Workload not admitted

If the Workload stays in Pending state:

  • Run kubectl -n default describe workload <workload-name> and look at the Events section for admission rejection reasons.
  • Verify the Topology object referenced by the ResourceFlavor exists and its spec.levels include the node label used in your annotation.
  • For required placement, verify at least one domain at the requested level has enough free capacity to fit the entire PodSet.

Pods scheduled outside the requested domain

If admission succeeds but pods land on nodes that do not match your expectation, the underlying nodes are probably missing the topology label.

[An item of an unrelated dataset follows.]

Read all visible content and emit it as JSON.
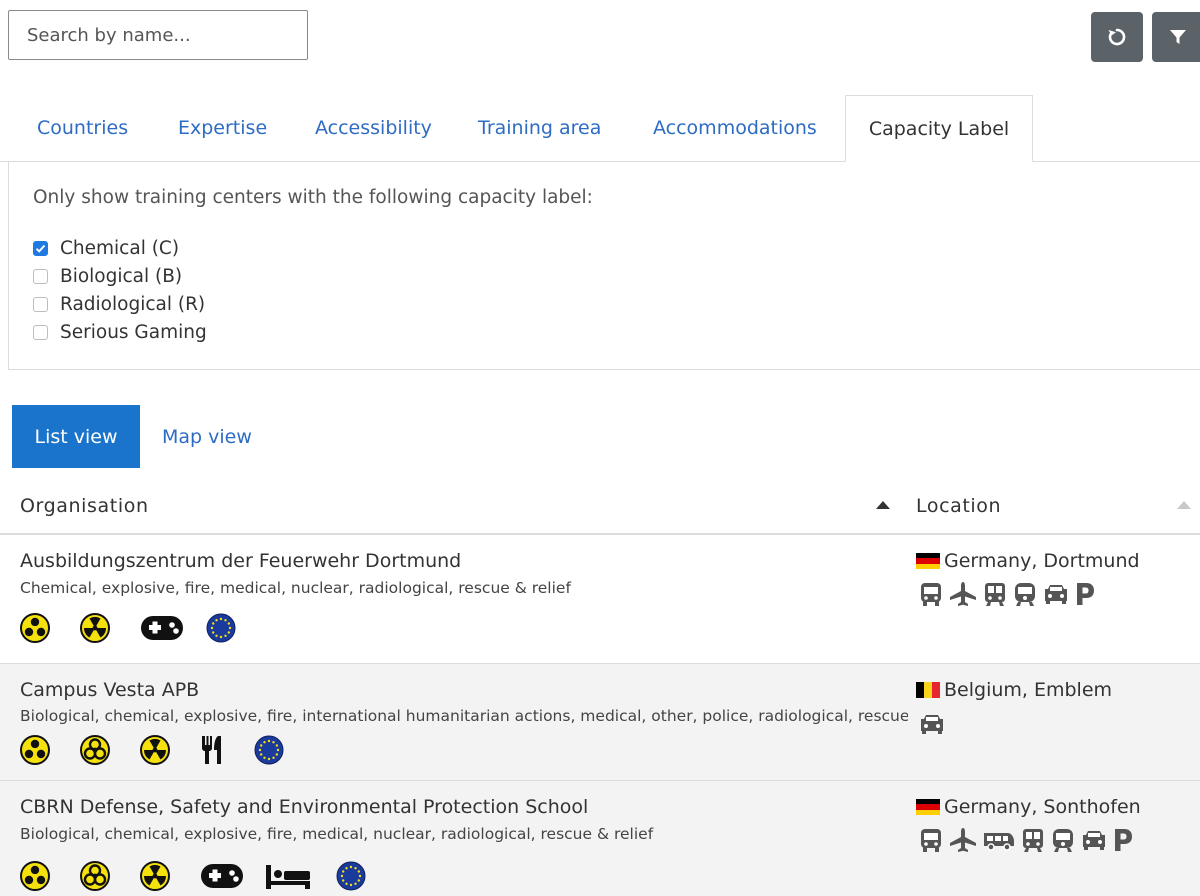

Check labels with:

kubectl get nodes --show-labels

Every node serving the TAS ResourceFlavor must carry the labels listed in the Topology object’s spec.levels.

Annotation has no effect

If the topology annotation appears to be ignored entirely (pods are admitted as if the annotation were absent), the most common cause is that the ResourceFlavor selected for the workload does not have spec.topologyName set. Without it, Kueue does not run TAS for that flavor.

For general troubleshooting, see the troubleshooting guide.